Bailee was his usual wussy self though.  I had to sit in my room with him for about 30-45 mins telling him what a big baby he was being and pointing out that the girls were perfectly fine in the new cage. Eventually i just cupped my hand over him and popped him in the cage on the perch next to Cookie and he looked stunned for a second before noticing some paper that needed chewing, lol!


----------



## Boomberry (Jul 30, 2007)

Oh thats a great cage Bea I love it.


----------



## nic bike (Oct 21, 2007)

Great cage and funny video lol poor Bailee with the big scary cage .


----------



## Laura (Jul 30, 2007)

That looks great Bea  Congrats I know how much you wanted a new cage for awhile now you sure got that up fast


----------



## Rosie (Aug 27, 2007)

It looks great....even if Mr. Wuss did take a little time to get used to it!


----------



## Sophia (Aug 11, 2007)

That is a great cage, looks well made  Bailee being scared won't win over the girls  LOL! :lol:


----------



## Plukie (Aug 26, 2007)

Awww, poor Bailee lol. That looks a lovely cage.


----------



## xxxSpikexxx (Jul 30, 2007)

Looks like a great cage  What is its size? I would call the manufacture about that tiel repelent


----------



## birdieness (Jul 28, 2007)

Wow. Looks much better then the last (no offence) i always hated the type you had. The coating just seemed so cheep


----------



## Bea (Jul 26, 2007)

xxxSpikexxx said:


> Looks like a great cage  What is its size? I would call the manufacture about that tiel repelent


The dimensions are 30"w x 36"h x 18"d  Same as my old one!


----------



## Tiki (Dec 26, 2007)

Great cage!!

Lol tiel repelent.


----------



## xxxSpikexxx (Jul 30, 2007)

Bea said:


> The dimensions are 30"w x 36"h x 18"d  Same as my old one!

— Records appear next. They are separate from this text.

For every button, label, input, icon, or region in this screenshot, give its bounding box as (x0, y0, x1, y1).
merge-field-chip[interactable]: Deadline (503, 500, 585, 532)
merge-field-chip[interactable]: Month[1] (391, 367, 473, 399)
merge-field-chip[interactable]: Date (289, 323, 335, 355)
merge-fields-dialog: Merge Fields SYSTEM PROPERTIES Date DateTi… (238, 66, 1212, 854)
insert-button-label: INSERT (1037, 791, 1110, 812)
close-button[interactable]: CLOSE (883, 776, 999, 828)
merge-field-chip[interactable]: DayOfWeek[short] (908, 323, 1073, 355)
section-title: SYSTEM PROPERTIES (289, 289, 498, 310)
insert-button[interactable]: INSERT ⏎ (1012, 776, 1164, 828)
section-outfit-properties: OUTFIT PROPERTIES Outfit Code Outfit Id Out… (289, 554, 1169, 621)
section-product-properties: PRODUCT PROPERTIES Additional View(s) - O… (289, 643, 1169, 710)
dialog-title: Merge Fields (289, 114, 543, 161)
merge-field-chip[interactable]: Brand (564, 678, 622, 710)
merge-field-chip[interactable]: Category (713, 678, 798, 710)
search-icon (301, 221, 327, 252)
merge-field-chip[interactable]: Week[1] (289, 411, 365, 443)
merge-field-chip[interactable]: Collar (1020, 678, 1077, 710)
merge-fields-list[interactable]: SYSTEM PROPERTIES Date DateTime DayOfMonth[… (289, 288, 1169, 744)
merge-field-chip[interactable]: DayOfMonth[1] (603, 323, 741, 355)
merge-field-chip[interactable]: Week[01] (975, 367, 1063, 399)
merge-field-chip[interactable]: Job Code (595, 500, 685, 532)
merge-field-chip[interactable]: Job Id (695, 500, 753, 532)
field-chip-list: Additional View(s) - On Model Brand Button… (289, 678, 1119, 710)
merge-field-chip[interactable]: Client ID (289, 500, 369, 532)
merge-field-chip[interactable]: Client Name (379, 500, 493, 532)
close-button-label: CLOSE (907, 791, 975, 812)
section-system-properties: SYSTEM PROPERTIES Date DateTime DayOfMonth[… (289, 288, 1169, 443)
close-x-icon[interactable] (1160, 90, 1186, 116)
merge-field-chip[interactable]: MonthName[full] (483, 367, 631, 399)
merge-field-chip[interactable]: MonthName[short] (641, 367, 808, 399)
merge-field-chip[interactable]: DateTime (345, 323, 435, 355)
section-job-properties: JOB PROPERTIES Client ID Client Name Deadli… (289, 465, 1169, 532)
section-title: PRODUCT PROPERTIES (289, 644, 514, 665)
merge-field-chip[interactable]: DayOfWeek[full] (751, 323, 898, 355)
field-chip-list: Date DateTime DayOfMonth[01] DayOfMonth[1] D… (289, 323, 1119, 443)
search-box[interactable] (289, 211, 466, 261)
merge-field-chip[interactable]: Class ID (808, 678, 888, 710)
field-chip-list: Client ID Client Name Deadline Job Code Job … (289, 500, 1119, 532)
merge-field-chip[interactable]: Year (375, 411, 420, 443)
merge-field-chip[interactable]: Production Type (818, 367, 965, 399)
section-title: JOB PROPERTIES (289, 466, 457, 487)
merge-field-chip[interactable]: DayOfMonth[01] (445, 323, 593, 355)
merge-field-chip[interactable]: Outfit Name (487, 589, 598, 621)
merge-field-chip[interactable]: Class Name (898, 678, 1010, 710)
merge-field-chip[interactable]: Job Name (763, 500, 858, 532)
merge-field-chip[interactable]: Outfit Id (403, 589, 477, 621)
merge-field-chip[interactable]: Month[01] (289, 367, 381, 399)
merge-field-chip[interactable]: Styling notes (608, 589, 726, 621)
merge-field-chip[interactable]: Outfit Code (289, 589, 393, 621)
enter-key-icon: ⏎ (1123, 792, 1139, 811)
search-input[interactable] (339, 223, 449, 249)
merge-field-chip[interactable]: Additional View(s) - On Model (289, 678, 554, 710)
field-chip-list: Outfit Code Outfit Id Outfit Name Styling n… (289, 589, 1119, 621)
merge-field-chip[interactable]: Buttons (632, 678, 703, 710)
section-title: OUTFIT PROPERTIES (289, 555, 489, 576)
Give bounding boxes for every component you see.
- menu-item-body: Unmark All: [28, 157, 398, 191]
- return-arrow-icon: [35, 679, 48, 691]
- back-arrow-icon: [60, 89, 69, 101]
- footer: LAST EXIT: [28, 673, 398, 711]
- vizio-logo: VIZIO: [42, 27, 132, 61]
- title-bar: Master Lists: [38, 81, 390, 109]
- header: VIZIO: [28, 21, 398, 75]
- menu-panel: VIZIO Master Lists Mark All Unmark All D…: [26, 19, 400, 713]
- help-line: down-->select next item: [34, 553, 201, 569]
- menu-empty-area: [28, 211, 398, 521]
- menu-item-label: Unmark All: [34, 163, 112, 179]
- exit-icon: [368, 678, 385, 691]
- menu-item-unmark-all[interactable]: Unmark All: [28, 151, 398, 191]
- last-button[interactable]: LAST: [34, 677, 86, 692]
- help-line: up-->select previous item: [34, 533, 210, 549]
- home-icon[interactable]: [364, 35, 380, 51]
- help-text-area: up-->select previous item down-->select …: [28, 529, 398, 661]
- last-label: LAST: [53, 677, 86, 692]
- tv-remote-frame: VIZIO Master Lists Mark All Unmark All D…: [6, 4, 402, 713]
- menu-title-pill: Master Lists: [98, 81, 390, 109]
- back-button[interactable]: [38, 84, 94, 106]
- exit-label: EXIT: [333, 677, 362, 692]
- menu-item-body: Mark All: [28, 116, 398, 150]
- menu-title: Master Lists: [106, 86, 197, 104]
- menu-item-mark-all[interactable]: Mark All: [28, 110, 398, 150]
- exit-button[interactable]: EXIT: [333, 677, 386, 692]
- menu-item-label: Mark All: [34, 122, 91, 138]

That is nice  It looked a bit taller to me :blink:


----------



## Bea (Jul 26, 2007)

It is a little taller, i think the difference is in the stand rather than the cage though.


----------



## Aly (Jul 30, 2007)

Looks great Bea! The coating and welding thing you mentioned is great-my cage is the same way and it still hasn't got a single scratch on it. The video was funny...hehe
Hopefully you can sell back the old cage soon!


----------



## Kfontan (Oct 10, 2007)

Very nice cage.

The video was funny. Nobody likes change. Poor Bailee. Getting shown up by the girls.

Has Cookie shown Ozzie her new digs?


----------



## Bea (Jul 26, 2007)

Kfontan said:


> Has Cookie shown Ozzie her new digs?


No, but i did put it together in the loungeroom so the poor budgies thought they were about to get lucky with this new cage.


----------



## **TielHeart** (Jan 3, 2008)

VERY nice new cage Bea!
Lol very funny video ,poor little Bailee.


----------